The net result of this discussion is that, in order to have manifestly Lorentz invariant S-matrix elements (and also Lorentz invariant theory), we need to write the theory in a gauge invariant way.
The most economic way to do so is to couple the photon field $A_\mu$ to a conserved current
$$ \mathcal{L}_A = -\frac{1}{4}F_{\mu\nu}^2 + A_\mu J^\mu $$ and the invariance under gauge transformation is recovered on-shell (i.e. on the equation of motion)
$$ \delta \mathcal{L}_A = -\Omega(x)\partial_\mu J^\mu\Big|_\text{on-shell}=0 $$
The most famous example is the electronic current $J^\mu =e\,\bar{\psi}\gamma^\mu \psi$, because it is always quoted that $\bar{\psi}\gamma^\mu\partial_\mu \psi=0$.

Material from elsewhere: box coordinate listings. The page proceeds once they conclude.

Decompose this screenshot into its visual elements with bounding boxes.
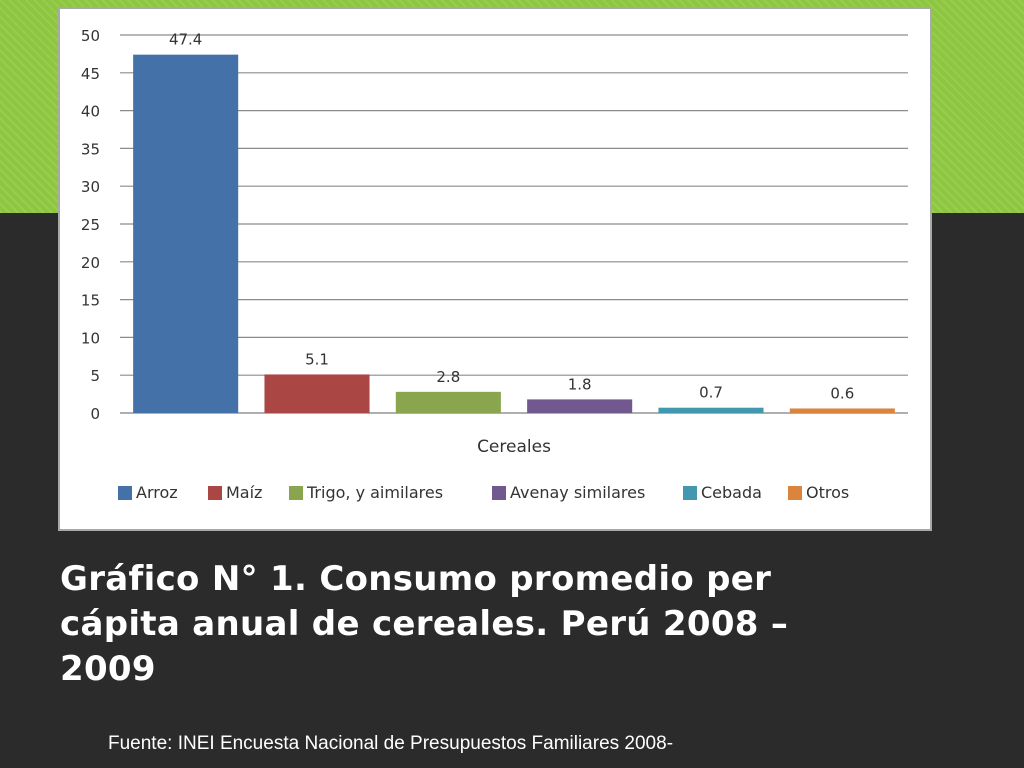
- legend-swatch: [788, 486, 802, 500]
- bar: [527, 399, 633, 413]
- data-label: 2.8: [436, 368, 460, 386]
- y-tick-label: 20: [81, 254, 100, 272]
- bar: [658, 407, 764, 413]
- legend-entry: Avenay similares: [510, 483, 645, 502]
- chart-frame: 0 5 10 15 20 25 30 35 40 45 50 47.4 5.1 2.8 1.8 0.7 0.6 C…: [58, 7, 932, 531]
- y-tick-label: 30: [81, 178, 100, 196]
- data-label: 1.8: [568, 375, 592, 393]
- legend-swatch: [289, 486, 303, 500]
- bar: [395, 391, 501, 413]
- legend-swatch: [492, 486, 506, 500]
- bar: [264, 374, 370, 413]
- legend-swatch: [208, 486, 222, 500]
- y-tick-label: 0: [90, 405, 100, 423]
- legend-entry: Trigo, y aimilares: [306, 483, 443, 502]
- y-tick-label: 25: [81, 216, 100, 234]
- y-tick-label: 40: [81, 103, 100, 121]
- y-tick-label: 5: [90, 367, 100, 385]
- bar: [789, 408, 895, 413]
- legend-entry: Cebada: [701, 483, 762, 502]
- legend-entry: Otros: [806, 483, 849, 502]
- y-tick-label: 15: [81, 292, 100, 310]
- legend-swatch: [683, 486, 697, 500]
- y-tick-label: 45: [81, 65, 100, 83]
- bar-chart: 0 5 10 15 20 25 30 35 40 45 50 47.4 5.1 2.8 1.8 0.7 0.6 C…: [81, 27, 908, 502]
- y-tick-label: 50: [81, 27, 100, 45]
- title-line-2: cápita anual de cereales. Perú 2008 –: [60, 604, 789, 644]
- y-tick-label: 10: [81, 329, 100, 347]
- legend-entry: Maíz: [226, 483, 262, 502]
- title-line-3: 2009: [60, 649, 156, 689]
- legend-entry: Arroz: [136, 483, 178, 502]
- data-label: 0.7: [699, 384, 723, 402]
- data-label: 47.4: [169, 31, 202, 49]
- data-label: 0.6: [830, 384, 854, 402]
- title-line-1: Gráfico N° 1. Consumo promedio per: [60, 559, 772, 599]
- bar: [133, 54, 239, 413]
- y-tick-label: 35: [81, 140, 100, 158]
- data-label: 5.1: [305, 350, 329, 368]
- x-axis-label: Cereales: [477, 437, 551, 457]
- source-note: Fuente: INEI Encuesta Nacional de Presup…: [108, 733, 674, 754]
- legend-swatch: [118, 486, 132, 500]
- slide-title: Gráfico N° 1. Consumo promedio per cápit…: [60, 557, 960, 692]
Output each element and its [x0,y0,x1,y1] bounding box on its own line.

Here is my confusion. When we gauge the $U(1)$ global symmetry $\psi\rightarrow e^{ie\alpha}\psi$, the equation of motions get modified by the coupling of $\psi$ with $A_\mu$
$$ (\gamma^\mu \partial_\mu + e A_\mu) \psi= 0 $$
and this seems to tell that when the fermion and gauge sectors communicate, it is any more not true that the current is conserved. Indeed,
$$ \partial_\mu J^\mu \Big|_\text{on-shell} = \partial_\mu(\bar{\psi})\gamma^\mu\psi + \bar{\psi}\gamma^\mu\partial_\mu\psi = -A_\mu \gamma^\mu \psi - \bar{\psi}\gamma^\mu A_\mu $$
Stupid question
Is this last quantity zero? In other words, is the global conserved current still conserved once we gauge the $U(1)$ symmetry?